Like Barack Obama, Jeff opposed the invasion of Iraq:
Opposed the War from the Start
Jeff Merkley opposed George Bush's Iraq policy from the beginning. He called for bold diplomatic efforts before pursuing military strategy. Two days after the war began in 2003, Jeff Merkley gave a speech in the Oregon House critical of Bush’s strategy:
"Colleagues, I have not been and am not today persuaded that Iraq was a significant threat to the United States or that the war we fight today is the best strategy to fight terrorism or the wisest application of our superpower resources."
Ending the Iraq War
Supports fair trade and opposes NAFTA style trade agreements:
NAFTA-based Free Trade Agreements
Jeff opposes the Peru Free Trade Agreement, and other trade agreements that use NAFTA as a model.
Imagine for a moment just what would happen if any state in this country suddenly threw out all labor standards – the minimum wage, the right to organize workers, the 40-hour work week. And imagine what would happen if the EPA allowed them to ignore all environmental laws – if they could dump waste anywhere they wanted, if they could pollute the air with greenhouse gasses at unchecked levels. Every factory owner in the country would move their operations there, leaving workers in the rest of the states without a good paying job and without a way to provide for their families. In our global economy, moving jobs off shore is just as easy as moving them to another state. We can’t let that happen.
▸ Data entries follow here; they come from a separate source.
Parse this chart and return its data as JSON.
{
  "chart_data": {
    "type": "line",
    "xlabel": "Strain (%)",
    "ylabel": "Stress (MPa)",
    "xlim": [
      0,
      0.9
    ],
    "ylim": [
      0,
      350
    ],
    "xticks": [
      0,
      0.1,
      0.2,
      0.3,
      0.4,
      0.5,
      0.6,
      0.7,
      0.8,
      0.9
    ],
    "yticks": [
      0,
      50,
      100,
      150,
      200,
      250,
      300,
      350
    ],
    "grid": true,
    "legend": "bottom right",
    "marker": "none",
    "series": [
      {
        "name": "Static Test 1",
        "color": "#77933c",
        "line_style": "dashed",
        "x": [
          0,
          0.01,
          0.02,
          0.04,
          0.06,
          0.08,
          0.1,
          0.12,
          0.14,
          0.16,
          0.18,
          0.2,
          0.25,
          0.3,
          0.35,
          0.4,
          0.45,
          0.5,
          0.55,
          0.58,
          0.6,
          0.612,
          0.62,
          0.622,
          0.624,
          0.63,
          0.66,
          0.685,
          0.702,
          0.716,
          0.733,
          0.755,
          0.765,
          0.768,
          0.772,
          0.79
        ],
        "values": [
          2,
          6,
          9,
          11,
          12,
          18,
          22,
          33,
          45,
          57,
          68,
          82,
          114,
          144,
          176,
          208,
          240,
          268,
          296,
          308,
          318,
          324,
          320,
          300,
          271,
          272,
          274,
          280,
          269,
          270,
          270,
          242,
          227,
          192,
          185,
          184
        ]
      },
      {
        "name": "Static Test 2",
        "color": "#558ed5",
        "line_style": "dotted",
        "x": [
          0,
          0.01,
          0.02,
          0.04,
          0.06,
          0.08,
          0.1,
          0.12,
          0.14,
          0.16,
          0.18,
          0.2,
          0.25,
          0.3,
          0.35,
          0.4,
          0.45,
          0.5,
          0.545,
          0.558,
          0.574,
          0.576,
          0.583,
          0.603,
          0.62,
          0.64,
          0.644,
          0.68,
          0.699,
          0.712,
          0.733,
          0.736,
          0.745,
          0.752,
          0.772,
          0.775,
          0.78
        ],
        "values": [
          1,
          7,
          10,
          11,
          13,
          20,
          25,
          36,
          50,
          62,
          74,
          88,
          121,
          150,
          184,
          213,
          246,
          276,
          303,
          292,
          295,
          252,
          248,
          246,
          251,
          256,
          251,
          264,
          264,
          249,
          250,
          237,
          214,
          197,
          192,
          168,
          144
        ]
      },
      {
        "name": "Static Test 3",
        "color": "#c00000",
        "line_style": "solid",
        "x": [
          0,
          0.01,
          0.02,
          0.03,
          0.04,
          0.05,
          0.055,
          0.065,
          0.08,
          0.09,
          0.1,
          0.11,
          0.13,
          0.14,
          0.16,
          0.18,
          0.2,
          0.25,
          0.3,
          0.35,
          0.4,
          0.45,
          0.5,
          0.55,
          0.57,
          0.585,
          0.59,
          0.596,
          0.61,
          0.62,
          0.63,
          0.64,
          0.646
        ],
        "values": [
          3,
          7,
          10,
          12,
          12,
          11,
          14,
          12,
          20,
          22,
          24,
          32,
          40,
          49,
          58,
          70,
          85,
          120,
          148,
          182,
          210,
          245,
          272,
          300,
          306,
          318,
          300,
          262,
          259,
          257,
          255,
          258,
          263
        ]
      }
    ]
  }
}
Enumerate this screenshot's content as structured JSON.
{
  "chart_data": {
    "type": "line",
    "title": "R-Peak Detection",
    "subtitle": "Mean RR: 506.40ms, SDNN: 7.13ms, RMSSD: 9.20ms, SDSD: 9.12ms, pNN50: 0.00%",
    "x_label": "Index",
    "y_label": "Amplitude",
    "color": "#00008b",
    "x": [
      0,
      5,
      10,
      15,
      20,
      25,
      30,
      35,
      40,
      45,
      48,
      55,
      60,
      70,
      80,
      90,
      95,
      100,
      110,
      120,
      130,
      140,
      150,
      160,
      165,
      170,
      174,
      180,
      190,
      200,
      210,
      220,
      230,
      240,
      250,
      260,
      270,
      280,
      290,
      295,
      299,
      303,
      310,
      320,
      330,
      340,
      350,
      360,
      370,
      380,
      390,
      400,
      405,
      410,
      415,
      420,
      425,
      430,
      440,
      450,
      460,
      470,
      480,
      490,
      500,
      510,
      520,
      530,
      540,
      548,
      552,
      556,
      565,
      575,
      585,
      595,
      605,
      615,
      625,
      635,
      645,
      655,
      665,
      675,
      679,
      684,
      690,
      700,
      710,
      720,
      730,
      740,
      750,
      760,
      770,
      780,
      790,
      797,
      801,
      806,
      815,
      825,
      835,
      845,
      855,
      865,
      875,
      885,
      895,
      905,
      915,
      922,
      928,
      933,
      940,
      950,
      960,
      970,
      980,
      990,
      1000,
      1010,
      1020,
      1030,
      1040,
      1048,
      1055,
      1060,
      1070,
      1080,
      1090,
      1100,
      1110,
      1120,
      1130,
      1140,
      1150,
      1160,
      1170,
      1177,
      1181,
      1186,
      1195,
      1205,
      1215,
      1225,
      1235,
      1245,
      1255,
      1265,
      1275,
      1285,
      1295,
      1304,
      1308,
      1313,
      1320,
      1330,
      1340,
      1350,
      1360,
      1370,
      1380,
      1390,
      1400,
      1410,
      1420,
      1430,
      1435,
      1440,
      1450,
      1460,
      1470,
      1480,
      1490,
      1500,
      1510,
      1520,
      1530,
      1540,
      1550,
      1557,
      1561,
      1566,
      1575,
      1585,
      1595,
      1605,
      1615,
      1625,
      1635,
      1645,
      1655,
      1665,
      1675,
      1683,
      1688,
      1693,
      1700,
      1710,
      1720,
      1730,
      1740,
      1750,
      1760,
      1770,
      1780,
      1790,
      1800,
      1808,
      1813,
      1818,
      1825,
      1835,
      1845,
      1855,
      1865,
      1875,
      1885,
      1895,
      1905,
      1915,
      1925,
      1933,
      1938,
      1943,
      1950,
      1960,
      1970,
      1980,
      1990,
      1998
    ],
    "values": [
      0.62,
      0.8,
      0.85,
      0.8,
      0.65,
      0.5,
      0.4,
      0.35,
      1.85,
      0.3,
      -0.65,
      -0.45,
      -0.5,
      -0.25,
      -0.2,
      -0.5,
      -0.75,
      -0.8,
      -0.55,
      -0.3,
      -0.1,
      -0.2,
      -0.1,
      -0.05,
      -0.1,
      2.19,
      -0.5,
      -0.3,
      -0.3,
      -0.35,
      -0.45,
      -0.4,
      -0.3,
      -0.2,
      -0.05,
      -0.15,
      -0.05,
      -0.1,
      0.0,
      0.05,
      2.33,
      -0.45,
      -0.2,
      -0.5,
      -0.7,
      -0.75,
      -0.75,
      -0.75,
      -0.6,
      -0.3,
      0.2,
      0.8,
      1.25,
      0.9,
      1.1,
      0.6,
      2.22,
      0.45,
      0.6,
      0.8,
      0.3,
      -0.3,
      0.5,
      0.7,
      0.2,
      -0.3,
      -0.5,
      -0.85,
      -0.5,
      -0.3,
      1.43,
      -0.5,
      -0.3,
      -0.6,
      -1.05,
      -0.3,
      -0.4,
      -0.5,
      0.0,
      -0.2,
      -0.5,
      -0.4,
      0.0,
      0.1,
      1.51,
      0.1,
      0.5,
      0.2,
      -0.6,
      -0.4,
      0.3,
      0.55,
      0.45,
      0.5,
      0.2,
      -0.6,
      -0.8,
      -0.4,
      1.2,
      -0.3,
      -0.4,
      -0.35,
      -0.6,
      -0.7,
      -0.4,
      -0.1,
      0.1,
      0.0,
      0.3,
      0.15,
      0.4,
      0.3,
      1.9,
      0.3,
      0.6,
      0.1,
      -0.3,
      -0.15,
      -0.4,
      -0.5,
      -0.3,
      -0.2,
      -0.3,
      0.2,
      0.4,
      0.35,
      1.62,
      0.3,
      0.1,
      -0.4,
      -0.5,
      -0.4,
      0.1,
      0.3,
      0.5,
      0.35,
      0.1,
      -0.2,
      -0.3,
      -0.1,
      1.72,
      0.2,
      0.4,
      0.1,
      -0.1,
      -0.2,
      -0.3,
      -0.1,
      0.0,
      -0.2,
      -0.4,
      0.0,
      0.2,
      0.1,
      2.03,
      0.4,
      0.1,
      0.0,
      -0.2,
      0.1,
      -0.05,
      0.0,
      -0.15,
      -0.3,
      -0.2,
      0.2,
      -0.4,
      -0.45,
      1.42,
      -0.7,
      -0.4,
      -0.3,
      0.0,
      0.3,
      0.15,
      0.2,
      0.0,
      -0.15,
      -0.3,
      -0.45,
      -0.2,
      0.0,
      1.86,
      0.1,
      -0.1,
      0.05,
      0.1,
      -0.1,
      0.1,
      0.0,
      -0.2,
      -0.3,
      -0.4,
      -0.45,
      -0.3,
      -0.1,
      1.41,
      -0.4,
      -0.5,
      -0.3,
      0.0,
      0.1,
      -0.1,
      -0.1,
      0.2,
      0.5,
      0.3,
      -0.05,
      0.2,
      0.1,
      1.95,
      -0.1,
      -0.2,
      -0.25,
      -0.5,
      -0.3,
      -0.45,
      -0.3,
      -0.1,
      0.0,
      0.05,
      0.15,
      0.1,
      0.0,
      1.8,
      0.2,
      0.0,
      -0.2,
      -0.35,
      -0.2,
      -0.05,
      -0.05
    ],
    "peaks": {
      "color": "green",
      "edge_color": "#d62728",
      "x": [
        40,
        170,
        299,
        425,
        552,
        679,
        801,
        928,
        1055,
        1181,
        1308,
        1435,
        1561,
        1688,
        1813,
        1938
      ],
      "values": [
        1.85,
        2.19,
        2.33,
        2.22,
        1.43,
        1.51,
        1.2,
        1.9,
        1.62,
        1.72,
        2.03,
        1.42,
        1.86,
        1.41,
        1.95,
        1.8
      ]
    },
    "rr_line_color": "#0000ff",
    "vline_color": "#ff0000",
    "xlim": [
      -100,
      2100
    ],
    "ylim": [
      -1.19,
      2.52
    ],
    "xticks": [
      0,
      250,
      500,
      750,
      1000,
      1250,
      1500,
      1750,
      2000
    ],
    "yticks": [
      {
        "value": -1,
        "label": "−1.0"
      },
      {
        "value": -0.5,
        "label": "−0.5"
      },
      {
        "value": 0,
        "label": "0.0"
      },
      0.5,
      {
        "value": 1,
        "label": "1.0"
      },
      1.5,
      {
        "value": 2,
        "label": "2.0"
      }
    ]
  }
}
Reforming Our Trade Agreements
And a strong suporter of unions and the EFCA:
Employee Free Choice
The Employee Free Choice Act would give workers a real choice on a level playing field when deciding whether to form a union. And it will ensure that unions can compete by imposing tougher penalties on those who break our existing labor laws. Jeff worked to do it for public employees at the state level this year in the Oregon legislature, and helped pass a resolution urging Congress to take up the issue. But starting in January 2009, Jeff will work personally to pass it in the U.S. Senate.
Creating Quality Jobs
Obama did an ad for Merkley in the last weeks of the race:
A Better Democrat is going to replace Gordon Smith in the Senate!